With Analysis Services project in place, now it’s time to create and configure SSIS task. In the Business Intelligence Development Studio, add a new project based on the Integration Services template to the existing solution (containing the Adventure Works DW 2008 project). Drag Analysis Services Processing task from Toolbox and drop it on the Control Flow tab of the Designer interface. Invoke its Editor by selecting Edit… option from its context-sensitive menu. Switch to the Processing Settings section. Define Analysis Services connection manager by clicking on the New… command button. Note that you have two choices. The first one targets the computer running Analysis Services, while the second relies on a connection to an Analysis Services project in the same solution. In our example, you can pick either one, assuming that you are using the same SQL Server instance to which you already deployed this solution.
Connection manager gives you access to Analysis Services objects defined in the project. By clicking on the Add… command button, you can designate those you intend to process along with the processing options for each. The former includes all entities defined above (database, cubes, partitions, measure groups, dimensions, mining models, and mining structures). The choice of the latter depends on the object type and includes a combination of Process Full, Process Default, Unprocess, Process Update, Process Data, Process Index, Process Structure, Process Clear Structure, Process Incremental, and Process Script Cache. For more information on this subject, refer to Processing Options and Settings article in SQL Server 2008 R2 Books Online.

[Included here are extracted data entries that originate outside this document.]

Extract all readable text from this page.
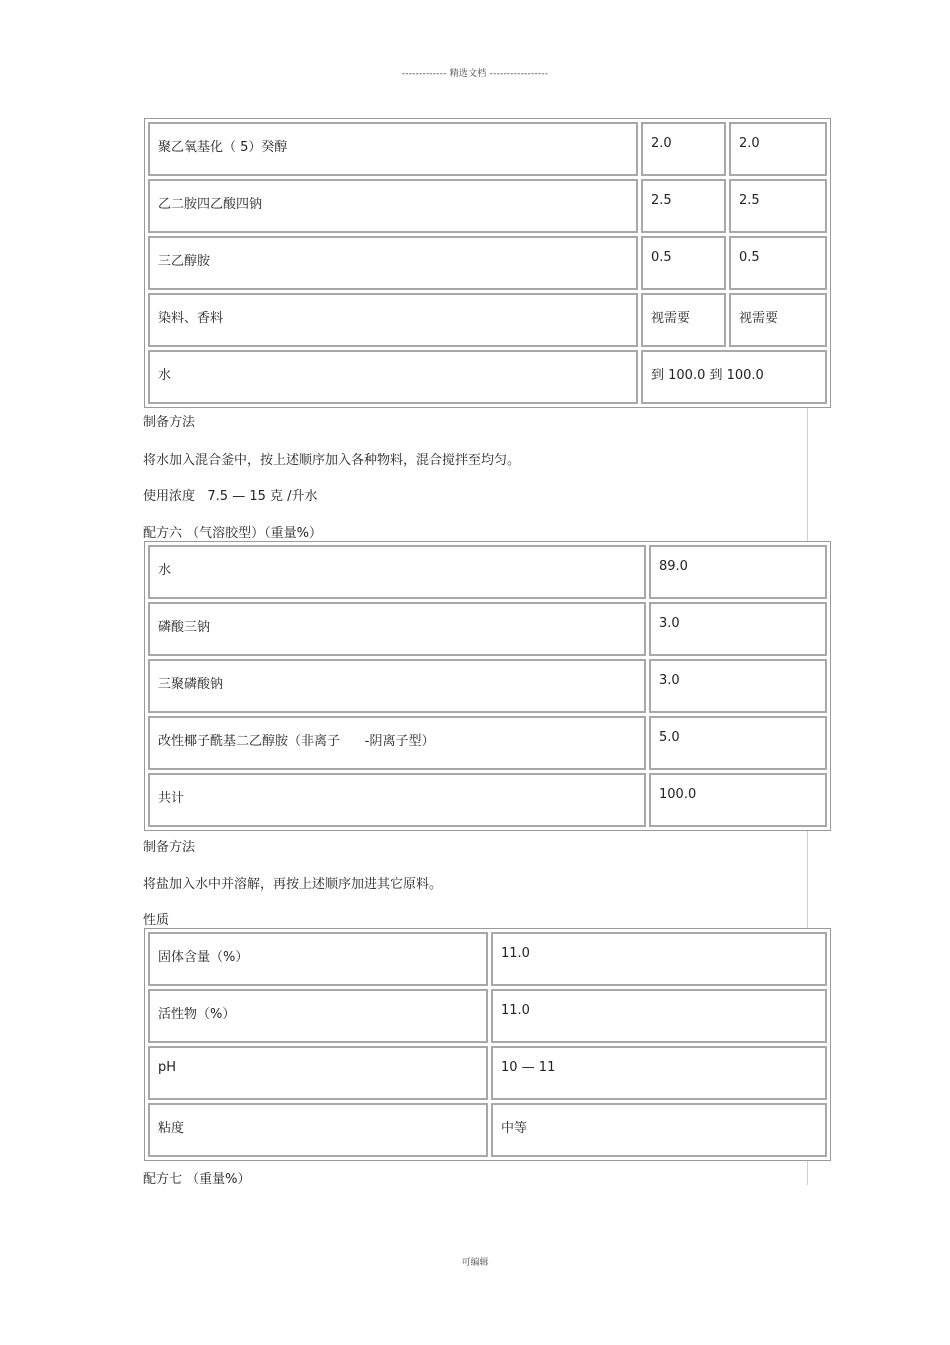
------------- 精选文档 -----------------
聚乙氧基化（ 5）癸醇	2.0	2.0
乙二胺四乙酸四钠	2.5	2.5
三乙醇胺	0.5	0.5
染料、香料	视需要	视需要
水	到 100.0 到 100.0	
制备方法
将水加入混合釜中，按上述顺序加入各种物料，混合搅拌至均匀。
使用浓度   7.5 — 15 克 /升水
配方六 （气溶胶型）（重量%）
水	89.0
磷酸三钠	3.0
三聚磷酸钠	3.0
改性椰子酰基二乙醇胺（非离子      -阴离子型）	5.0
共计	100.0
制备方法
将盐加入水中并溶解，再按上述顺序加进其它原料。
性质
固体含量（%）	11.0
活性物（%）	11.0
pH	10 — 11
粘度	中等
配方七 （重量%）
可编辑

For each selected object, you can determine extent of processing activity, which ultimately depends on the object’s current state, by clicking on Impact Analysis… command button. You also have ability to alter the way entire task will be handled by clicking on Change Settings… command button and modifying entries on the Processing options and Dimension key errors tabs. The first of them gives you a choice between processing all objects in parallel (as a single transaction, with arbitrarily assigned degree of parallelism) or sequentially (either in one or separate transactions), as well as allows you to decide how to manage writeback table (facilitating changes to a measure group in a cube) and to force processing of all dependent objects. The second contains an option for switching between default and custom error configuration, where the latter offers such customizations as one of two Key error actions (Convert to unknown or Discard record), an arbitrary Processing error limit, actions to be triggered by specific error conditions (such as Key not found, Duplicate key, Null key converted to unknown, and Null key not allowed), as well as designating an Error log path.
While configuration of the task requires dedicating some time to understanding of Analysis Services Processing-related settings, it yields significant benefits in regard to simplifying maintenance procedures and ensuring that appropriate objects are properly updated. This is particularly useful if you transform and load warehouse database by leveraging Integration Services technology, where data import needs to be followed by a corresponding processing action.